A l’heure où la canicule fait grimper le mercure dans les appartements, ces copropriétaires de la résidence des Lévriers à Montmagny (Val-d’Oise) auraient bien aimé que leurs logements soient mieux isolés. Et pourtant, malgré avoir engagé plus de 100 000 euros pour des travaux de rénovation énergétique (ravalement, étanchéité, ventilation…), ces travaux n’ont pas vu le jour, explique Le Parisien, cité par Midi Libre.

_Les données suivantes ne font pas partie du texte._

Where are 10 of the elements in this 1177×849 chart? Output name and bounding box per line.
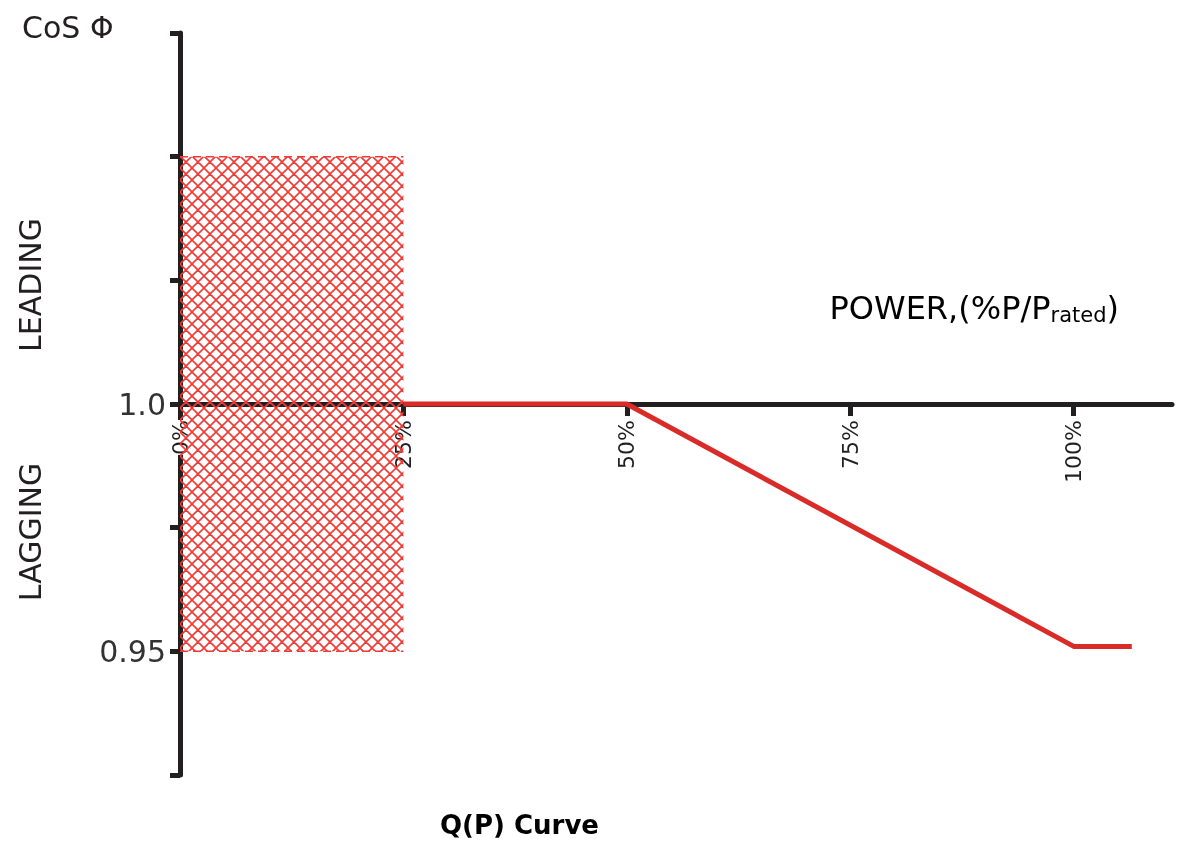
y-tick-label: 1.0 — [118, 386, 166, 422]
x-tick-label: 100% — [1061, 420, 1087, 483]
text: LAGGING — [12, 462, 48, 602]
y-tick-label: 0.95 — [99, 633, 166, 669]
x-tick-label: 50% — [614, 420, 640, 469]
text: Q(P) Curve — [440, 810, 599, 840]
text: LEADING — [12, 218, 48, 352]
x-axis-title: POWER,(%P/Prated) — [829, 289, 1119, 327]
x-tick-label: 75% — [837, 420, 863, 469]
y-axis-title: CoS Φ — [22, 9, 114, 45]
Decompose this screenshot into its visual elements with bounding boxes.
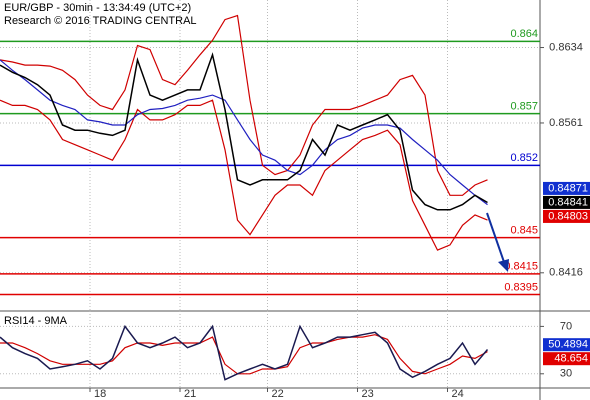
price-marker	[543, 181, 590, 195]
x-tick-label: 24	[452, 388, 464, 400]
level-label: 0.864	[510, 28, 538, 40]
x-tick-label: 22	[272, 388, 284, 400]
series-line	[0, 52, 488, 211]
level-label: 0.845	[510, 225, 538, 237]
y-tick-label: 30	[560, 368, 572, 380]
price-marker-label: 0.84841	[548, 196, 588, 208]
y-tick-label: 70	[560, 320, 572, 332]
series-line	[0, 324, 489, 381]
forecast-arrow-head	[498, 259, 509, 272]
y-tick-label: 0.8634	[549, 41, 583, 53]
level-label: 0.8415	[504, 261, 538, 273]
price-marker-label: 50.4894	[548, 339, 588, 351]
chart-title: EUR/GBP - 30min - 13:34:49 (UTC+2)	[4, 2, 191, 14]
y-tick-label: 0.8416	[549, 267, 583, 279]
series-line	[0, 99, 488, 251]
level-label: 0.852	[510, 152, 538, 164]
chart-subtitle: Research © 2016 TRADING CENTRAL	[4, 15, 197, 27]
x-tick-label: 23	[362, 388, 374, 400]
series-line	[0, 334, 488, 375]
forecast-arrow	[486, 212, 505, 263]
price-marker	[543, 338, 590, 352]
price-marker-label: 0.84803	[548, 210, 588, 222]
rsi-title: RSI14 - 9MA	[4, 315, 68, 327]
level-label: 0.857	[510, 101, 538, 113]
x-tick-label: 21	[184, 388, 196, 400]
series-line	[0, 59, 488, 206]
price-marker-label: 0.84871	[548, 182, 588, 194]
price-marker	[543, 209, 590, 223]
price-marker	[543, 195, 590, 209]
price-marker-label: 48.654	[554, 353, 588, 365]
price-marker	[543, 352, 590, 366]
x-tick-label: 18	[94, 388, 106, 400]
y-tick-label: 0.8561	[549, 117, 583, 129]
level-label: 0.8395	[504, 281, 538, 293]
series-line	[0, 14, 488, 196]
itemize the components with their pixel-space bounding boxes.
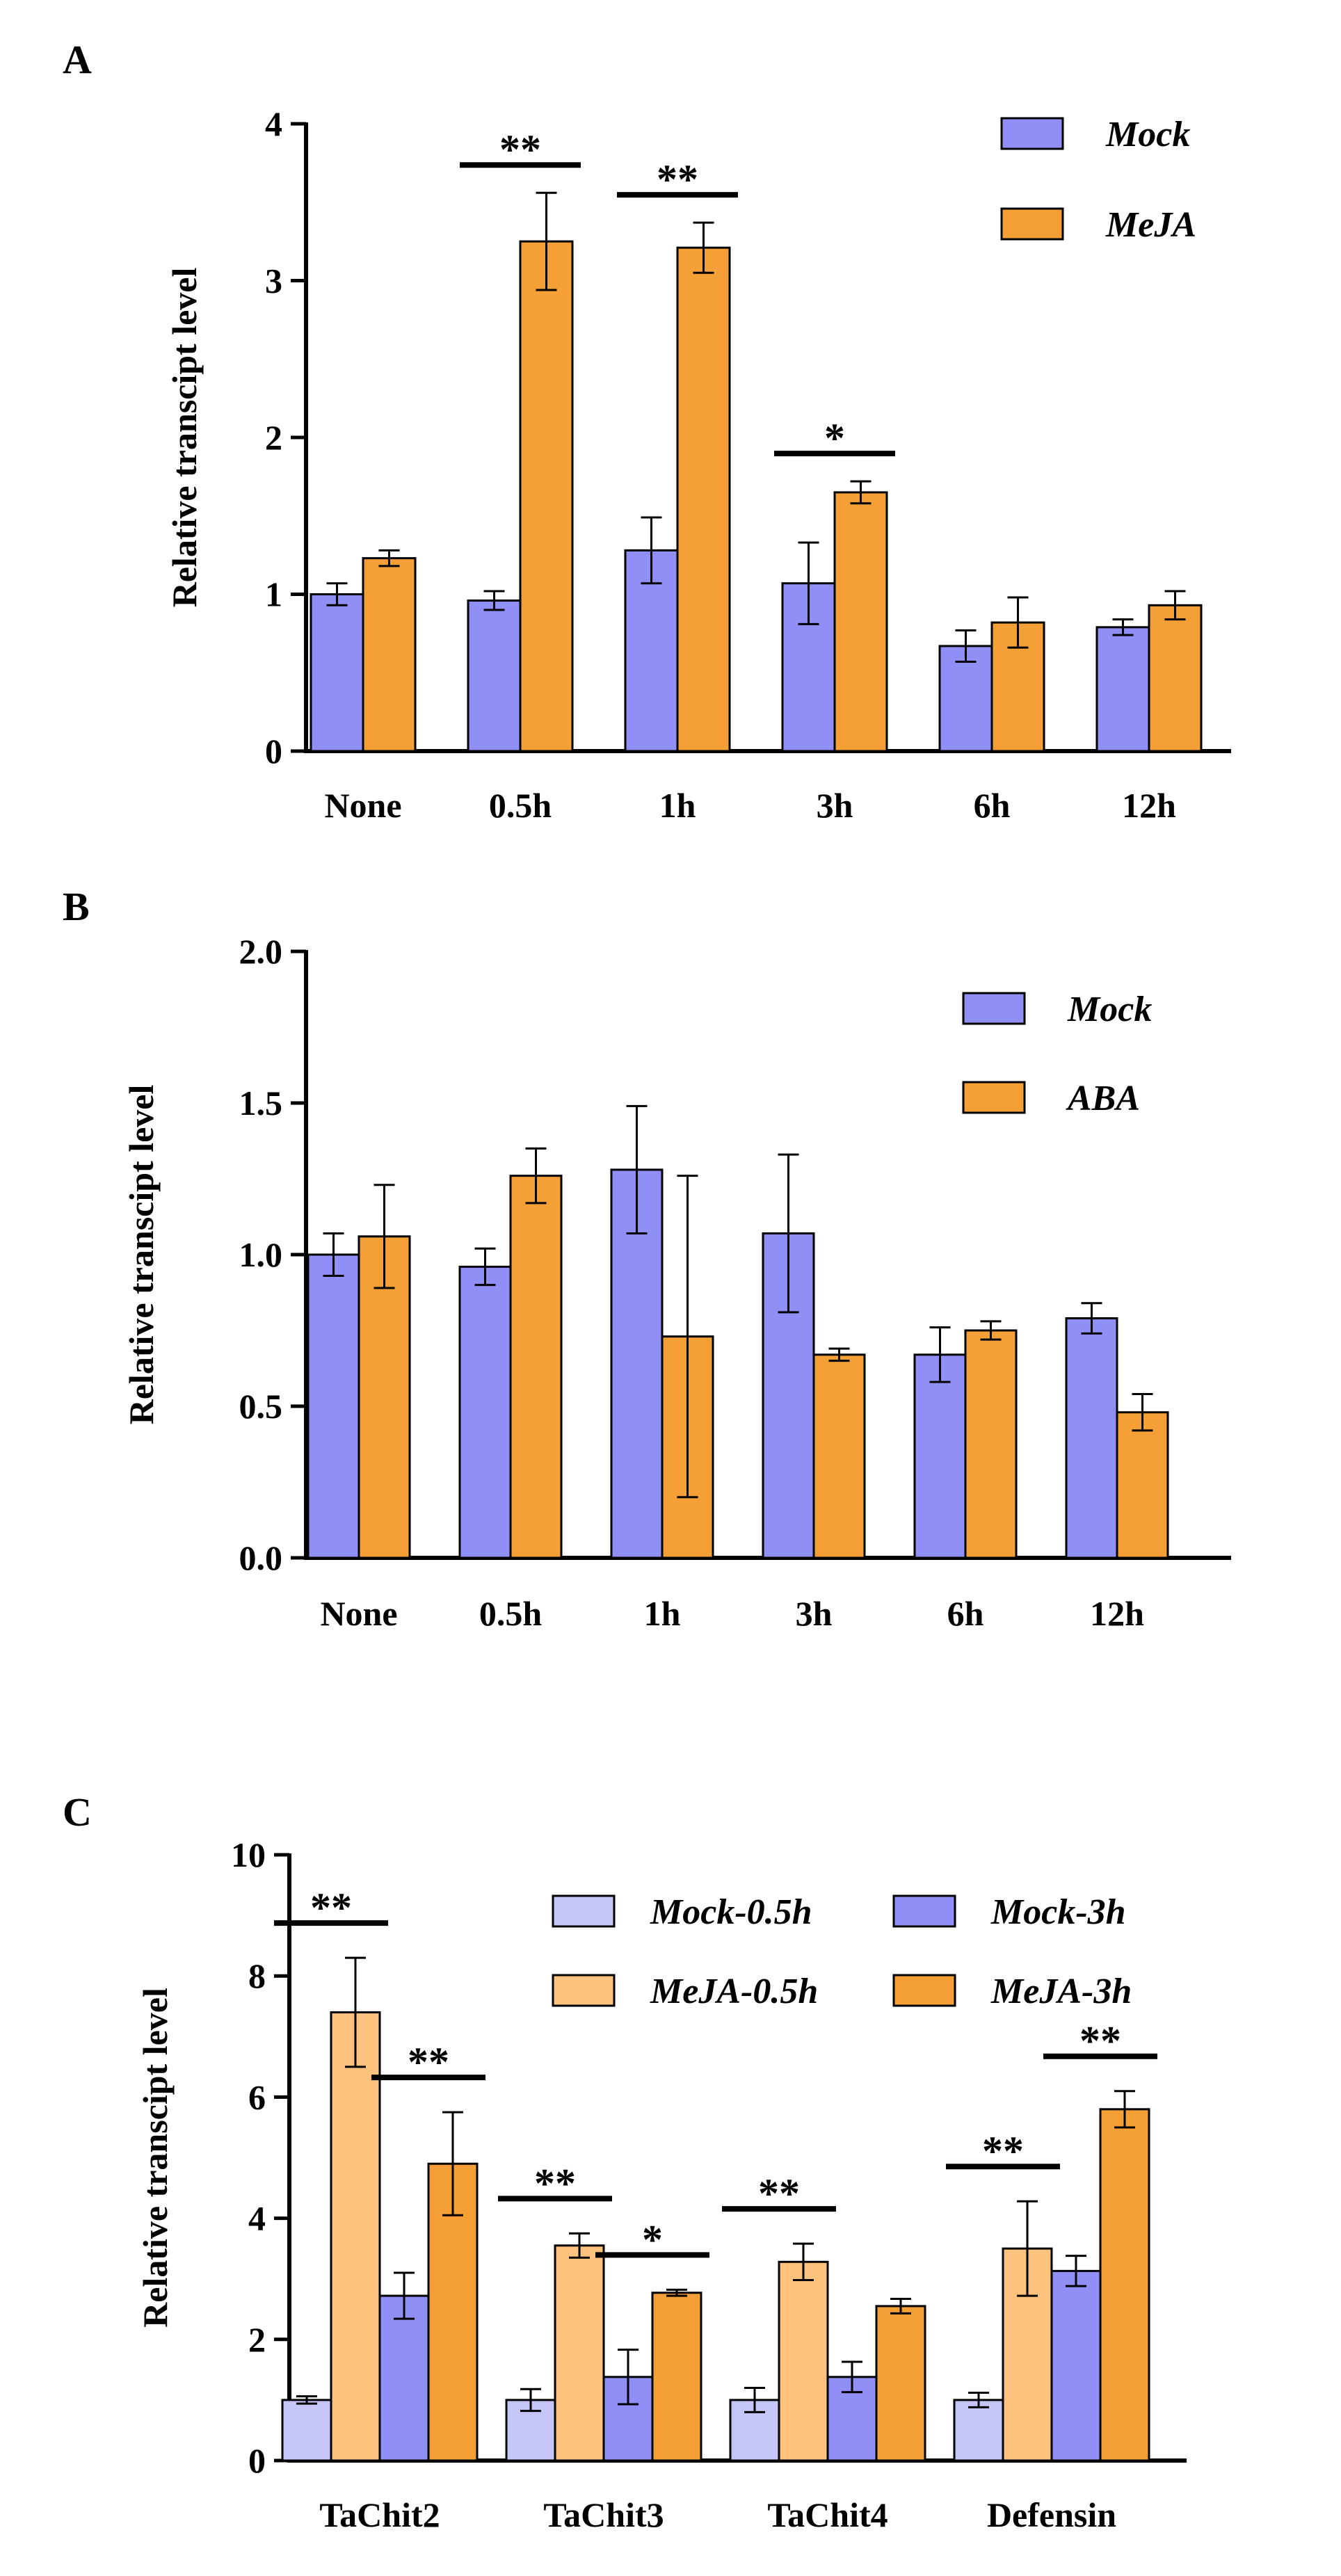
panel-a-x-tick-label: 1h [659, 786, 696, 825]
panel-a-legend-swatch-mock [1000, 117, 1064, 150]
panel-b-y-tick-label: 1.0 [239, 1235, 283, 1274]
panel-c-significance-marker: ** [758, 2171, 800, 2216]
panel-a-significance-marker: ** [657, 156, 698, 202]
panel-c-bar-mock-3h-tachit2 [378, 2294, 430, 2462]
panel-a-legend-swatch-meja [1000, 207, 1064, 241]
panel-c-y-axis-title: Relative transcipt level [136, 1988, 175, 2328]
panel-c-legend-label-meja-3h: MeJA-3h [990, 1972, 1132, 2011]
panel-b-y-tick-label: 2.0 [239, 932, 283, 971]
panel-c-bar-meja-3h-defensin [1099, 2108, 1150, 2462]
panel-c-bar-meja-3h-tachit3 [651, 2292, 702, 2462]
panel-a-legend-label-mock: Mock [1105, 115, 1190, 154]
panel-a-legend-label-meja: MeJA [1105, 205, 1196, 245]
panel-c-y-tick-label: 0 [248, 2441, 266, 2480]
panel-b-x-tick-label: 1h [644, 1594, 681, 1633]
panel-b-bar-mock-0.5h [458, 1265, 512, 1559]
panel-a-x-tick-label: 6h [974, 786, 1011, 825]
panel-a-bar-meja-1h [676, 246, 731, 752]
panel-a-bar-meja-0.5h [519, 240, 574, 752]
panel-a-y-tick-label: 0 [265, 732, 282, 771]
panel-c-legend-label-meja-0.5h: MeJA-0.5h [650, 1972, 818, 2011]
panel-b-y-tick-label: 1.5 [239, 1084, 283, 1122]
panel-a-x-tick-label: 0.5h [489, 786, 552, 825]
panel-c-x-tick-label: TaChit2 [319, 2495, 440, 2534]
panel-c-bar-meja-3h-tachit4 [875, 2305, 926, 2462]
panel-b-y-axis-title: Relative transcipt level [122, 1085, 161, 1425]
panel-a-significance-marker: ** [499, 127, 541, 172]
panel-c-y-tick-label: 6 [248, 2077, 266, 2116]
panel-c-legend-swatch-mock-0.5h [552, 1894, 616, 1928]
panel-c-x-tick-label: TaChit3 [543, 2495, 664, 2534]
panel-a-x-tick-label: None [324, 786, 401, 825]
panel-a-bar-meja-none [362, 557, 417, 752]
panel-b-legend-label-aba: ABA [1066, 1079, 1140, 1118]
panel-b-x-tick-label: 6h [947, 1594, 984, 1633]
panel-a-x-tick-label: 3h [817, 786, 853, 825]
panel-c-chart: C 0 2 4 6 8 10 Relative transcipt level TaChit2 T… [63, 1789, 1187, 2534]
panel-a-bar-mock-12h [1095, 626, 1150, 752]
panel-c-x-tick-label: TaChit4 [767, 2495, 888, 2534]
panel-b-x-tick-label: 0.5h [479, 1594, 543, 1633]
panel-c-legend-swatch-meja-3h [892, 1974, 956, 2007]
panel-b-chart: B 0.0 0.5 1.0 1.5 2.0 Relative transcipt level… [63, 884, 1231, 1633]
panel-b-legend-swatch-aba [962, 1081, 1026, 1114]
panel-b-bar-aba-12h [1116, 1411, 1169, 1559]
panel-c-significance-marker: * [642, 2216, 663, 2262]
panel-c-x-tick-label: Defensin [987, 2495, 1116, 2534]
panel-a-significance-marker: * [824, 415, 845, 461]
panel-c-bar-mock-0.5h-defensin [953, 2399, 1004, 2462]
panel-a-chart: A 0 1 2 3 4 Relative transcipt level None 0.5h 1h… [63, 37, 1231, 825]
panel-c-bar-mock-0.5h-tachit2 [281, 2399, 332, 2462]
panel-a-bar-mock-none [310, 593, 364, 752]
panel-c-y-tick-label: 4 [248, 2199, 266, 2238]
panel-c-significance-marker: ** [1079, 2018, 1121, 2064]
panel-b-bar-aba-3h [812, 1353, 866, 1559]
panel-b-label: B [63, 884, 90, 929]
panel-b-x-tick-label: 3h [796, 1594, 833, 1633]
panel-c-legend-label-mock-0.5h: Mock-0.5h [650, 1892, 812, 1932]
panel-a-y-tick-label: 2 [265, 418, 282, 457]
panel-a-x-tick-label: 12h [1122, 786, 1176, 825]
panel-c-y-tick-label: 2 [248, 2320, 266, 2359]
panel-a-bar-mock-0.5h [467, 599, 522, 752]
panel-b-legend-swatch-mock [962, 992, 1026, 1025]
panel-c-bar-meja-0.5h-tachit2 [330, 2011, 381, 2462]
panel-a-y-tick-label: 4 [265, 104, 282, 143]
panel-c-label: C [63, 1789, 92, 1835]
panel-c-bar-meja-0.5h-tachit4 [778, 2260, 829, 2462]
panel-c-significance-marker: ** [310, 1885, 352, 1931]
panel-b-x-tick-label: 12h [1090, 1594, 1144, 1633]
panel-c-y-tick-label: 8 [248, 1956, 266, 1995]
panel-c-significance-marker: ** [408, 2039, 449, 2085]
panel-a-bar-meja-12h [1148, 604, 1203, 752]
panel-b-legend-label-mock: Mock [1067, 990, 1152, 1029]
panel-b-bar-mock-12h [1065, 1317, 1118, 1559]
panel-c-legend-label-mock-3h: Mock-3h [990, 1892, 1126, 1932]
panel-b-x-tick-label: None [320, 1594, 397, 1633]
panel-b-bar-aba-0.5h [509, 1175, 563, 1559]
panel-a-label: A [63, 37, 92, 82]
panel-a-y-axis-title: Relative transcipt level [165, 268, 204, 608]
panel-b-y-tick-label: 0.0 [239, 1538, 283, 1577]
panel-a-y-tick-label: 1 [265, 575, 282, 614]
panel-b-bar-mock-none [307, 1253, 360, 1559]
panel-b-bar-aba-6h [964, 1329, 1018, 1559]
panel-c-bar-meja-0.5h-tachit3 [554, 2244, 605, 2462]
panel-b-bar-mock-6h [913, 1353, 967, 1559]
panel-c-significance-marker: ** [534, 2160, 576, 2206]
panel-b-y-tick-label: 0.5 [239, 1387, 283, 1426]
panel-a-bar-meja-3h [833, 491, 888, 752]
panel-c-legend-swatch-mock-3h [892, 1894, 956, 1928]
panel-b-bar-aba-none [358, 1235, 411, 1559]
panel-a-bar-mock-6h [938, 645, 993, 752]
panel-c-significance-marker: ** [982, 2128, 1024, 2174]
panel-c-legend-swatch-meja-0.5h [552, 1974, 616, 2007]
panel-c-bar-mock-3h-defensin [1050, 2269, 1102, 2462]
panel-c-y-tick-label: 10 [231, 1835, 266, 1874]
panel-a-y-tick-label: 3 [265, 261, 282, 300]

L’affaire remonte à 2021. A l’époque, les copropriétaires votent le «projet 2022» prévoyant ce chantier gigantesque évalué à plusieurs dizaines de millions d’euros.
Ils espèrent en échange des aides financières, et surtout, sur le long terme, faire des économies grâce à la rénovation énergétique. Ce qu’ils n’avaient pas anticipé, c’est que leur copropriété, déjà en difficulté financière, ne verrait jamais les travaux commencer. En 2025, la résidence des Lévriers affichait en effet une ardoise de 550 000 euros. Résultat : les banques n’ont jamais accordé le financement du vaste projet de rénovation. Pourtant, jusqu’à l’arrêt du programme, 105 000 euros avaient déjà été dépensés, en diagnostics, études, plans d’architecte, frais de dossier ou encore assistance à la maîtrise d’ouvrage.
Un argent que les copropriétaires ne reverront jamais puisque les sociétés en question ont dû être payées. Aujourd’hui, les copropriétaires sont furieux et accusent leur syndic, Immo de France, d’avoir engagé toutes ces dépenses en connaissance de cause eu égard à l’état financier des comptes de la copropriété. «Ils ont gaspillé notre argent», déplorent des habitants qui doivent faire face actuellement à des températures tropicales dans leur logement, entre 37°C et 40°C.
Pourtant, ces travaux auraient permis de faire baisser la température. De son côté, le syndic réfute toute faute et assure avoir fait appliquer les décisions prises en assemblée générale. Sur le volet des études, Immo de France juge qu’elles étaient indispensables afin de monter un dossier. Aucuns travaux n’est prévu à l’heure actuelle, d’autant que les comptes de la copropriété sont toujours dans le rouge.
Les logements et les parties communes se dégradent, forçant certains habitants à vouloir partir. Si une action en justice est envisagée, elle pourrait aboutir sur une procédure longue et fastidieuse… Peut-être le seul moyen pour que les copropriétaires revoient, un jour, leur argent.